The obvious thing here is that you get another option for Full Page Cache under System > Cache Management. You’ll need to enable that, then flush all cache, for the FPC to start working.
Everyone loves a nice graph – ask NewRelic – and understanding how your cache is performing will help you drive a faster experience for your users. Here’s what Mirasvit FPC adds to your Cache Management page:
You can zoom the graph to a smaller time period, or get an overview for much longer.
Source: http://fpc.demo.mirasvit.com/admin/?demo=fpc (because my test store didn’t have enough data for an interesting graph).
More screenshots on the Mirasvit website or Magento Connect.
When testing with two browsers side by side, I did at first get some crossover where one browser would see the page with cart contents showing from the other session. I found that this was down to the way Magento includes the Session ID in the URL by default, combined with the default of not doing any session validation. After disabling that, everything worked as expected.
- System > Configuration > Web > Session Validation: “Use SID on Frontend” = “No”.
- Clear all cache to apply.
What I liked
- Easy setup. I just plonked the files in place, and pressed “go”. You may want to tweak the default settings as above, but it pretty much works out of the box
- No extra local.xml config. It just uses whatever <cache><backend> you already have configured, which is great. I was already using Redis, and Mirasvit lapped it up.
- Good support: That’s the main theme in the comments on Magento Connect, and the team did respond to my email within a day. For an extra $50 USD, Mirasvit will even install the plugin for you – great if you don’t have the skills or don’t have a developer on hand.
- Cache Rules are really nice to configure, and extras like User Agent separation mean that it’s very flexible.
- Built in Crawler seemed to work really well, and it won’t smash your server to pieces.
I didn’t test:
- Dynamic blocks. Blocks and layouts are going to be unique for each store, so working on the default probably won’t help. Mirasvit provide full documentation and offer to help with this as part of the installation service. You may not need to configure this – in my experience, hole-punching for dynamic blocks generally creates more complexity and extra work in the long run for your frontend developer. Simply using the cache as-is will still cut out 90% of server load while keeping your deployment simple.
- Debug stats behind a reverse proxy. A lot of the customers I work with have their main web server(s) behind a load balancer, or maybe a CDN like CloudFlare. It’d be nice to see this implemented from the Magento client IP, which can be configured in local.xml to get the real IP from X-Forwarded-For or any other HTTP headers.

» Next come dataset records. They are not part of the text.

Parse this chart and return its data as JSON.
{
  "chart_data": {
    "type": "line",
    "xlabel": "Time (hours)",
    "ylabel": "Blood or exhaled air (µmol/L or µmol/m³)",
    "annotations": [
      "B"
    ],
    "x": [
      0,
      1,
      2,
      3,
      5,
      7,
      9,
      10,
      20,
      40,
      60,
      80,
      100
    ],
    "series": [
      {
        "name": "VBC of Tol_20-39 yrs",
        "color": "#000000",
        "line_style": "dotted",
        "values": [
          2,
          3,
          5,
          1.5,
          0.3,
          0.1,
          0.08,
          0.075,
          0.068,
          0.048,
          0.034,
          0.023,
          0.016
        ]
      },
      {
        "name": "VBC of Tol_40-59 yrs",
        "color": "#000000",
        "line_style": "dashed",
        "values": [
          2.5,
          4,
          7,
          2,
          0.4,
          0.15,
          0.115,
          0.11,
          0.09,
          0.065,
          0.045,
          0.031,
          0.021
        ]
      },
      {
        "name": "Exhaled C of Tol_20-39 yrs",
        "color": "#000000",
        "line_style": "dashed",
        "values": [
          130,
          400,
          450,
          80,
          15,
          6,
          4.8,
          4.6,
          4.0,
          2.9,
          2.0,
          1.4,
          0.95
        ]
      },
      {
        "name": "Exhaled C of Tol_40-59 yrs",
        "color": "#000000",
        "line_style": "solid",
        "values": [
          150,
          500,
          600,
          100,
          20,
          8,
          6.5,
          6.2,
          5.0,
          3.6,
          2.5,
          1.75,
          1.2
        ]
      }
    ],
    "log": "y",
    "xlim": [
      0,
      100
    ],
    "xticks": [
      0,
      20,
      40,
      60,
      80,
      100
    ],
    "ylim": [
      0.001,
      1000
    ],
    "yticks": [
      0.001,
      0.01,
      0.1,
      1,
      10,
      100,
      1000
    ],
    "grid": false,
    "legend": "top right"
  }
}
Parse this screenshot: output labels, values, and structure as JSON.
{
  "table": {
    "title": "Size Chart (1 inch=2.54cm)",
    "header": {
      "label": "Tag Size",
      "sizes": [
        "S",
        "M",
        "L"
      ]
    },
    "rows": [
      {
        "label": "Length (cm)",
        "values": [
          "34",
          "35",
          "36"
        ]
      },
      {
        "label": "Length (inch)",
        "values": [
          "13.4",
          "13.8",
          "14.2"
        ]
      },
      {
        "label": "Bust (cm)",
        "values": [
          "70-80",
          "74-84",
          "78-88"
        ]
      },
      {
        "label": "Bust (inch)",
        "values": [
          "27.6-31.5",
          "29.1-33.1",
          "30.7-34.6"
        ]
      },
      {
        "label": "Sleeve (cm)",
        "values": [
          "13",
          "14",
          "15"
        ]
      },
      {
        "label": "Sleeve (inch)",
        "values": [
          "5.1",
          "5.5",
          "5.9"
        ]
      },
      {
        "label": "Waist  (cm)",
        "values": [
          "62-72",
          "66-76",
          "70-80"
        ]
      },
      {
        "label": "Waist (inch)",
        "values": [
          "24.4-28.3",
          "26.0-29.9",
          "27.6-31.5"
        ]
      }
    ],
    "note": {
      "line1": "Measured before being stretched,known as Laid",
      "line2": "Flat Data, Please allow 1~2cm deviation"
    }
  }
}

- UPDATE from Mirasvit: “We will use similar approach in our next releases.”
Quick to get going, feature rich, and not overly complicated, it’s a great alternative to a complex Varnish configuration. My cached page loads (coming from Redis) were showing around 37-70 ms, which is on par with the Enterprise FPC. With great support too, and all for a one-off $149, it’s probably the best $149 you could spend for your Community Edition Magento store.